Cooperative binding of Oct4, Sox2, and Klf4 with stage-specific transcription factors orchestrates reprogramming [RNA-seq]

Oct4, Sox2, Klf4, and cMyc (OSKM) reprogram somatic cells to pluripotency. To gain a mechanistic understanding of their function, we mapped OSKM-binding, stage-specific transcription-factors (TFs), and chromatin-states in discrete reprogramming stages and performed loss- and gain-of-function experiments. We found that early in reprogramming OSK extensively bind somatic-enhancers and initiate their decommissioning by recruiting Hdac1. Concurrently, OSK engage other sites, including specific pluripotency-enhancers, and induce the relocation of somatic TFs to these sites and away from somatic-enhancers, extending somatic-enhancer decommissioning genome-wide. Pluripotency-enhancer selection early in reprogramming occurs predominantly at sites with high OSK-motif densities and requires collaborative binding by OSK. Most pluripotency-enhancers are selected later and occupied by OS and stage-specific-TFs like Esrrb. Overexpression of stage-specific-TFs influences reprogramming efficiency by changing OSK-occupancy, somatic-enhancer decommissioning, and pluripotency-enhancer selection. We propose that collaborative interactions among OSK and with stage-specific-TFs direct both somatic-enhancer decommissioning and pluripotency-enhancer selection, which drives the enhancer reorganization underlying reprogramming

Oct4、Sox2、Klf4和cMyc（合称OSKM）可将体细胞重编程为多能性细胞。为阐明其功能的分子机制，本研究绘制了不同离散重编程阶段下OSKM结合位点、阶段特异性转录因子（transcription factor, TF）及染色质状态（chromatin state）的图谱，并开展了功能缺失（loss-of-function）与功能获得（gain-of-function）实验。

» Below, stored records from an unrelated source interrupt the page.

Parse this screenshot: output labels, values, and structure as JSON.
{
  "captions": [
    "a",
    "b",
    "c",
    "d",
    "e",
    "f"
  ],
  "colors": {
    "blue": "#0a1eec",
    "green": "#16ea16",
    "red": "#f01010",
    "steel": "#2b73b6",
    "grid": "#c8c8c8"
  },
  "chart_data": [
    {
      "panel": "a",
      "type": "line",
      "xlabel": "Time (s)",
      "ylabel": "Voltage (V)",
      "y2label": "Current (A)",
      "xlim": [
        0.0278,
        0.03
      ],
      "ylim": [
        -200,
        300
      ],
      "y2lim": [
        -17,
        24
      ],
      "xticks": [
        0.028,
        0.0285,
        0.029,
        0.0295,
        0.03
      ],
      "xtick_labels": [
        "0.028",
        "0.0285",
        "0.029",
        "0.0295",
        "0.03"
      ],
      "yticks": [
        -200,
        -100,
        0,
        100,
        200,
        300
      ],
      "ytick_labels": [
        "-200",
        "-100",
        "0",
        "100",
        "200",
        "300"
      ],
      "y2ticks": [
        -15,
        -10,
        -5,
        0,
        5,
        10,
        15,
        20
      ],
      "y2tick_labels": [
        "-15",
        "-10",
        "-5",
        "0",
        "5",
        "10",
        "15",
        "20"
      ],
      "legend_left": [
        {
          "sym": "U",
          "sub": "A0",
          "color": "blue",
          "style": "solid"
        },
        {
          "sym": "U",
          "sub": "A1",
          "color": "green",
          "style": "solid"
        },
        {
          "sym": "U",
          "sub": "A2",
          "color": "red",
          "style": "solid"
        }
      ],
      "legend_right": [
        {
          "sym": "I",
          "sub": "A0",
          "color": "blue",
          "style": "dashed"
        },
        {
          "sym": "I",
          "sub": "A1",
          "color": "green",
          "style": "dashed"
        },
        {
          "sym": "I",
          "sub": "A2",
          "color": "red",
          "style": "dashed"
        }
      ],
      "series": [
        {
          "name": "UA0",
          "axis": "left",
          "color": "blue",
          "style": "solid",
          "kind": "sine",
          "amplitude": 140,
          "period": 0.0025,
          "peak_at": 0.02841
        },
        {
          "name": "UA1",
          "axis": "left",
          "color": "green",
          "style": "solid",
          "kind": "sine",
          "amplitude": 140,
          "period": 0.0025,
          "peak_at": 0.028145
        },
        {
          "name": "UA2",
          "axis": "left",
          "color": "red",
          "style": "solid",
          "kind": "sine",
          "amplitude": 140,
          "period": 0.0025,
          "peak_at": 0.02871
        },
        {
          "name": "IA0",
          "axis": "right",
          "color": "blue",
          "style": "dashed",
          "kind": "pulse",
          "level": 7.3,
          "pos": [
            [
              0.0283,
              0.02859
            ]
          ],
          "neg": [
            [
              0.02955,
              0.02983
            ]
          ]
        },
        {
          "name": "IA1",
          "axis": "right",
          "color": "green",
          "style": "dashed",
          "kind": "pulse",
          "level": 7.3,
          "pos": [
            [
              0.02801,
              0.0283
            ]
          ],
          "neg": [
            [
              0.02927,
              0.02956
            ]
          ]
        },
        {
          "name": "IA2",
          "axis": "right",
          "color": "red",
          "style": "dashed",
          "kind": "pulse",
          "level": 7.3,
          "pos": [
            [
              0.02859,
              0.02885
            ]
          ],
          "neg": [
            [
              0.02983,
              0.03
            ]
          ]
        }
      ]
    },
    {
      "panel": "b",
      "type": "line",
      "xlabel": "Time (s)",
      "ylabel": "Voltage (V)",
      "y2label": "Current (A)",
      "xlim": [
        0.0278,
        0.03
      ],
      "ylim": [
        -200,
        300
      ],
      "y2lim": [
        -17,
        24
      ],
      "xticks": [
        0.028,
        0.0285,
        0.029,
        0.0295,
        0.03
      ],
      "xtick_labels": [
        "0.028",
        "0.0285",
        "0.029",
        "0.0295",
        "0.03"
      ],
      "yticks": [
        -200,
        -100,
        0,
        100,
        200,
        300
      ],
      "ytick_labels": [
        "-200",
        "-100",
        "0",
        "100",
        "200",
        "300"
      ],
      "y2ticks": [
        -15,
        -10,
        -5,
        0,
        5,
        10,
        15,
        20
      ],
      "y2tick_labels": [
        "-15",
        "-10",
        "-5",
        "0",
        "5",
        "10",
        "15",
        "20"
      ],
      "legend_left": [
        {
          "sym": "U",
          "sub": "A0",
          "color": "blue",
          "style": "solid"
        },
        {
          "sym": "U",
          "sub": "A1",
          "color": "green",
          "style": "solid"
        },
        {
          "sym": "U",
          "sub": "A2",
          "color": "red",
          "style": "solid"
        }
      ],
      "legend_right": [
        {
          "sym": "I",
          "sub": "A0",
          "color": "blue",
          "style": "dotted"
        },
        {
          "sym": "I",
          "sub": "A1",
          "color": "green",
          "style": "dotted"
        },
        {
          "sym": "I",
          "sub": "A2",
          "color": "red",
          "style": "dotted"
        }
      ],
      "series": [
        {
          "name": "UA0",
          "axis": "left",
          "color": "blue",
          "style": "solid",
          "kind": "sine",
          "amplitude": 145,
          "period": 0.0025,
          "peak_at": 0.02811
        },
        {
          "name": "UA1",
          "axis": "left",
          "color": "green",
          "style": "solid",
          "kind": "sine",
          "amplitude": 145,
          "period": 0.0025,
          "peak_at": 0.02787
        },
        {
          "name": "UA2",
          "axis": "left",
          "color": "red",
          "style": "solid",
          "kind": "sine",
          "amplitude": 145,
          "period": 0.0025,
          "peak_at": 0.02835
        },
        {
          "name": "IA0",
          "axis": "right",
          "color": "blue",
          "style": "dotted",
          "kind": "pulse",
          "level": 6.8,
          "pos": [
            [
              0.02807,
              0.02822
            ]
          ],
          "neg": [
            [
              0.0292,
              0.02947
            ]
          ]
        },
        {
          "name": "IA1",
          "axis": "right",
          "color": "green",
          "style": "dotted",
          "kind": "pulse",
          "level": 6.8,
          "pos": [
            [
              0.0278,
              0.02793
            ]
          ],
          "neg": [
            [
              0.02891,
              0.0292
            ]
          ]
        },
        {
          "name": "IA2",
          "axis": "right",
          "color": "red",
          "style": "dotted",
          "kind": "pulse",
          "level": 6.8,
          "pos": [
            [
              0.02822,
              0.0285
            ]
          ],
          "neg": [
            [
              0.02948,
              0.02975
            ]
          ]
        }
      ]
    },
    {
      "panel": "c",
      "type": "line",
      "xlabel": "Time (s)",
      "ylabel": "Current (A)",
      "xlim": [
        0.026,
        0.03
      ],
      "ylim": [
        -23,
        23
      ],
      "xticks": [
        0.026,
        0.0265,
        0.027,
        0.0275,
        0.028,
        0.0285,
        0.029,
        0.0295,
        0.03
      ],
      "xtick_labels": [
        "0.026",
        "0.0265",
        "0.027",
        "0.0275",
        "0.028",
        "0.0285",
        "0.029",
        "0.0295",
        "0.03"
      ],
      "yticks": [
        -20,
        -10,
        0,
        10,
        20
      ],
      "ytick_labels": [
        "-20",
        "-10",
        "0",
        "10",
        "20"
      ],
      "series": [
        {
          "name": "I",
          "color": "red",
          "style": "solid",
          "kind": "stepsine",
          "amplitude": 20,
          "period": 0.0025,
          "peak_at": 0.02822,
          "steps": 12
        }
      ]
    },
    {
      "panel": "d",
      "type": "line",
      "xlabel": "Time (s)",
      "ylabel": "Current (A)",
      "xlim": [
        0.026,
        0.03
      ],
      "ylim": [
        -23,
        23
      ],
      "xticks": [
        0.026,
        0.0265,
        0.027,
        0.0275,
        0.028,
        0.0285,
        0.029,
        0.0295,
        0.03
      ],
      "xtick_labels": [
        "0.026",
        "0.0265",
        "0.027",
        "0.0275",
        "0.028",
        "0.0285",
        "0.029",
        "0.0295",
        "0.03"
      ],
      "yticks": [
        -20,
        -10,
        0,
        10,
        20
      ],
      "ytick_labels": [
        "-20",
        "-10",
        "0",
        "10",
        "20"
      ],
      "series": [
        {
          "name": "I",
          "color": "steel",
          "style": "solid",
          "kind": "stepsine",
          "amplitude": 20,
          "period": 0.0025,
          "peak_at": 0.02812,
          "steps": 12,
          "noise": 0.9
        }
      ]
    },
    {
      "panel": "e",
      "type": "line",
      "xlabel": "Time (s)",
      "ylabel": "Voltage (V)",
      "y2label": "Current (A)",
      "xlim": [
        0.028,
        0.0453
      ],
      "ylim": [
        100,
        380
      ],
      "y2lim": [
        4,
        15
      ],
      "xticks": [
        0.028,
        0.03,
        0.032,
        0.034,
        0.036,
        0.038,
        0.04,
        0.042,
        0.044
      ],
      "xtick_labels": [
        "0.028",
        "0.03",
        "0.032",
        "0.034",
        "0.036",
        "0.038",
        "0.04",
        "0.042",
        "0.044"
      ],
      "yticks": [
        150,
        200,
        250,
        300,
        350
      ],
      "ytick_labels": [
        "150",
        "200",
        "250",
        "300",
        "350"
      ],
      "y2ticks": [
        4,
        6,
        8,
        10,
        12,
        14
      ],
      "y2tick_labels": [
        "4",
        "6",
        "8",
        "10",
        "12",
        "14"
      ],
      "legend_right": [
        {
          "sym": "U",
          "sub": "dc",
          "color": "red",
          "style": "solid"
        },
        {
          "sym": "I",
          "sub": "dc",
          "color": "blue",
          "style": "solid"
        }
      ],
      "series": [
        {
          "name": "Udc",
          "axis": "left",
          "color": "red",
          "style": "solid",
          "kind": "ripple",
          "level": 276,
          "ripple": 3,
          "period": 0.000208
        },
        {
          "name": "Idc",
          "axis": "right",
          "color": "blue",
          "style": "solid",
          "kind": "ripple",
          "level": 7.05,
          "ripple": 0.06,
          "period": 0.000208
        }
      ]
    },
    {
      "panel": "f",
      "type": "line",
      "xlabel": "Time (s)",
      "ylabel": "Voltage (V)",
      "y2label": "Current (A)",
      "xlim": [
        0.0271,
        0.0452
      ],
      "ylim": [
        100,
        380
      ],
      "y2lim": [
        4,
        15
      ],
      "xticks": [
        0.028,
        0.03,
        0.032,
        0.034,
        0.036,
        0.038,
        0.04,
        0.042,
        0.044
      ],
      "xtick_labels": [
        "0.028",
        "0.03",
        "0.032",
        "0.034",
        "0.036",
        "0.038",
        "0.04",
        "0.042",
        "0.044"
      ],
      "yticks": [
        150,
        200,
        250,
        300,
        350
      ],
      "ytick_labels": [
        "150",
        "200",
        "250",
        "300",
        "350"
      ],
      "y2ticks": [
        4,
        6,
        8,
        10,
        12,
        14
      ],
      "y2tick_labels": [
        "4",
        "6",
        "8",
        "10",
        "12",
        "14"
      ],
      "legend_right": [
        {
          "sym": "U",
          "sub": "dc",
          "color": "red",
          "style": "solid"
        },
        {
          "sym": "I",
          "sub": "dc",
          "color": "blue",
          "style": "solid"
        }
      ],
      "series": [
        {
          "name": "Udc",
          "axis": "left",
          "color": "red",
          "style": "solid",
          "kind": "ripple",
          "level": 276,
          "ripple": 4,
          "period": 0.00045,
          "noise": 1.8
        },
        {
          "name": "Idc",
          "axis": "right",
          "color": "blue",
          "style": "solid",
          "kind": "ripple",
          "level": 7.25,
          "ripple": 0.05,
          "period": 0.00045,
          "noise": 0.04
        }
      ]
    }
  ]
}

研究发现，在重编程早期，OSK可广泛结合体细胞增强子（somatic enhancer），并通过招募组蛋白去乙酰化酶1（Hdac1）启动体细胞增强子的失活过程；与此同时，OSK还结合其他位点，包括特定的多能性增强子（pluripotency enhancer），并诱导体细胞转录因子向这些位点迁移、远离体细胞增强子，从而在全基因组范围内延长体细胞增强子的失活进程。重编程早期的多能性增强子筛选主要发生在OSK基序（OSK motif）密度较高的位点，且需要OSK的协同结合才能完成；多数多能性增强子则在后期完成筛选，并由OS及Esrrb等阶段特异性转录因子占据。阶段特异性转录因子的过表达可通过改变OSK结合占据情况、体细胞增强子失活进程以及多能性增强子筛选过程，影响重编程效率。我们提出，OSK之间以及OSK与阶段特异性转录因子之间的协同相互作用，同时调控体细胞增强子失活与多能性增强子筛选过程，进而驱动重编程背后的增强子重组事件。